Boston - A former Massachusetts scientist and businessman was sentenced today to one year and a day in federal prison for executing a fraud scheme involving a multi-million dollar federal research grant.
Christopher D. Willson was sentenced by U.S. District Judge Rya W. Zobel to one year and a day in prison, to be followed by 6 months of supervised release. In addition, Willson was ordered to pay restitution of $100,000 to the Federal Transit Administration (FTA). Willson was convicted at trial in June 2011 of one count of conspiracy to defraud the United States and to commit wire fraud, six counts of wire fraud and four counts of false claims.
According to the evidence presented at trial, Willson was the chief scientist and senior vice president of a Pittsfield, Mass., company called EV Worldwide LLC (EVW). From 2000 through 2005, a federal earmark directed the FTA to transfer approximately $4.3 million to EVW through PVTA - a regional transit agency. The funds were used by EVW to develop an electric battery that would be used in public transit buses. The federal grant required EVW to match the federal funds, dollar-for-dollar, with its own resources. For every dollar EVW spent on the project, the company could seek up to 50 percent reimbursement from the FTA.
From 2004 through 2005, Willson submitted 10 fraudulent invoices in which he falsely claimed that EVW was matching the FTA funds, when in fact EVW was millions of dollars in debt and had nearly no other non-public source of funds. Evidence and testimony presented at trial also showed that Willson repeatedly contacted and met with U.S. Congressman John Olver’s office and grant officials at the FTA and PVTA to discuss the company’s claimed progress and federal grant funding, but he never informed them of the company’s financial problems. As a result of this deception, Willson fraudulently obtained more than $700,000 in federal funds for EVW.
Willson used the money to pay himself approximately $100,000, to pay EVW’s CEO, Michael Armitage, approximately $250,000, and to provide approximately $110,000 to fund a separate research company that he and Armitage had founded in Canada called Hydrogen Storage Media Inc., among other things.
In October 2010, Armitage pleaded guilty to one count of conspiracy, one count of false claims and one count of endeavoring to obstruct a federal audit, as well as other unrelated crimes. On Nov. 15, 2011, Armitage was sentenced by U.S. District Judge Michael A. Ponsor to 66 months in federal prison to be followed by five years of supervised release, and was ordered to pay restitution of $4.2 million to the FTA and $215,138 to the PVTA.

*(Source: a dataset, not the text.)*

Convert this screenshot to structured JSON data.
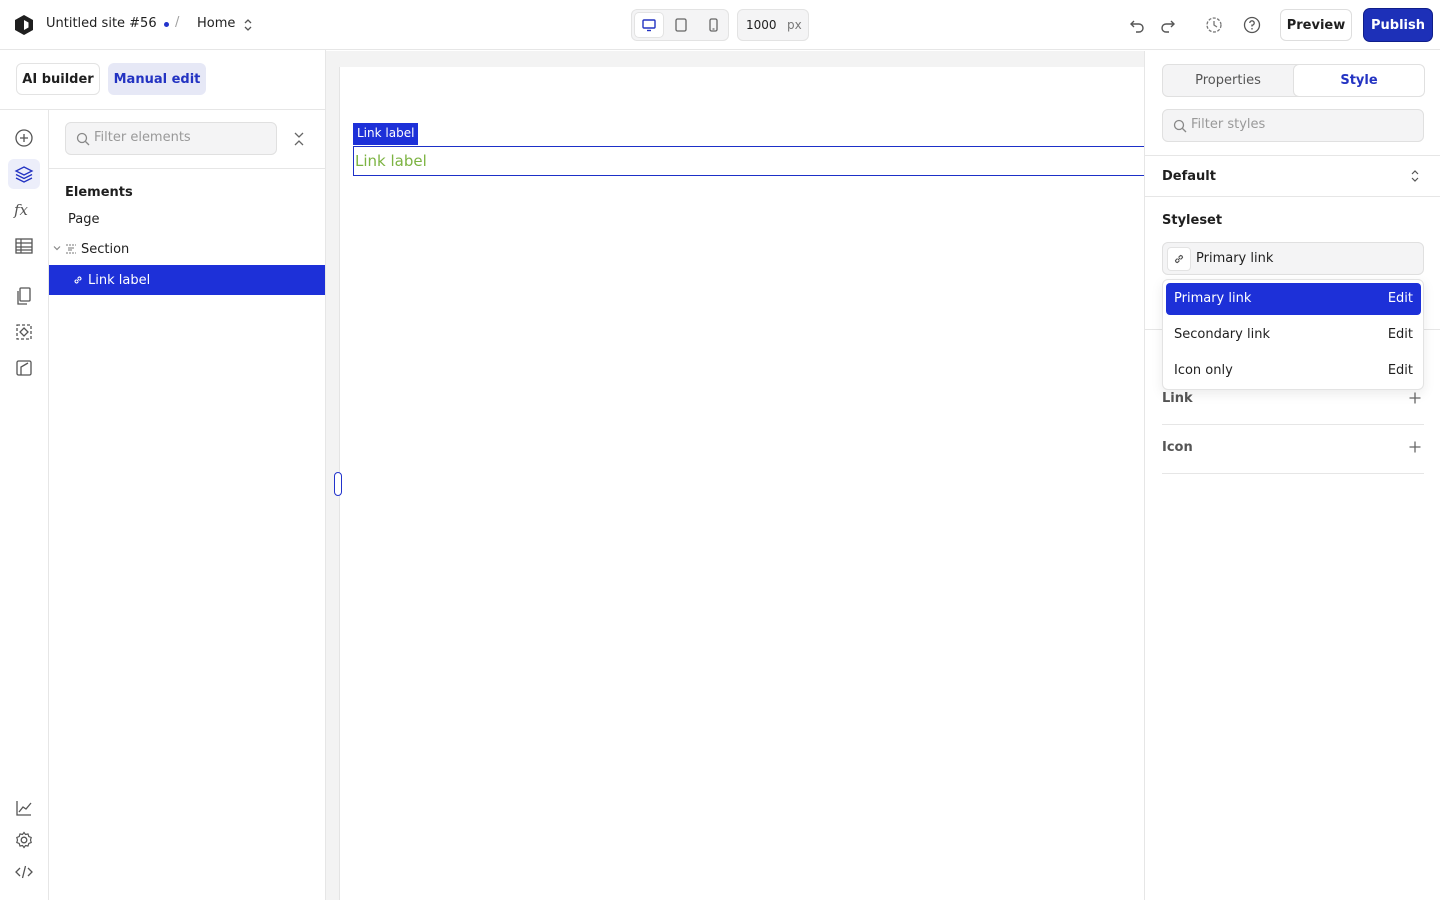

Today’s sentence was announced by Assistant Attorney General Lanny A. Breuer of the Justice Department’s Criminal Division; U.S. Attorney Carmen M. Ortiz for the District of Massachusetts; William P. Offord, Special Agent in Charge of the Internal Revenue Service’s Criminal Investigation in Boston; and Theodore L. Doherty III, Special Agent in Charge of the New England Regional Office of the U.S. Department of Transportation, Office of Inspector General (DOT-OIG).
The case was investigated by IRS-CI and the DOT-OIG. The Defense Contract Audit Agency also assisted with the investigation. The case is being prosecuted by Assistant U.S. Attorney Steven H. Breslow for the District of Massachusetts and Trial Attorney Edward J. Loya Jr. of the Criminal Division’s Public Integrity Section.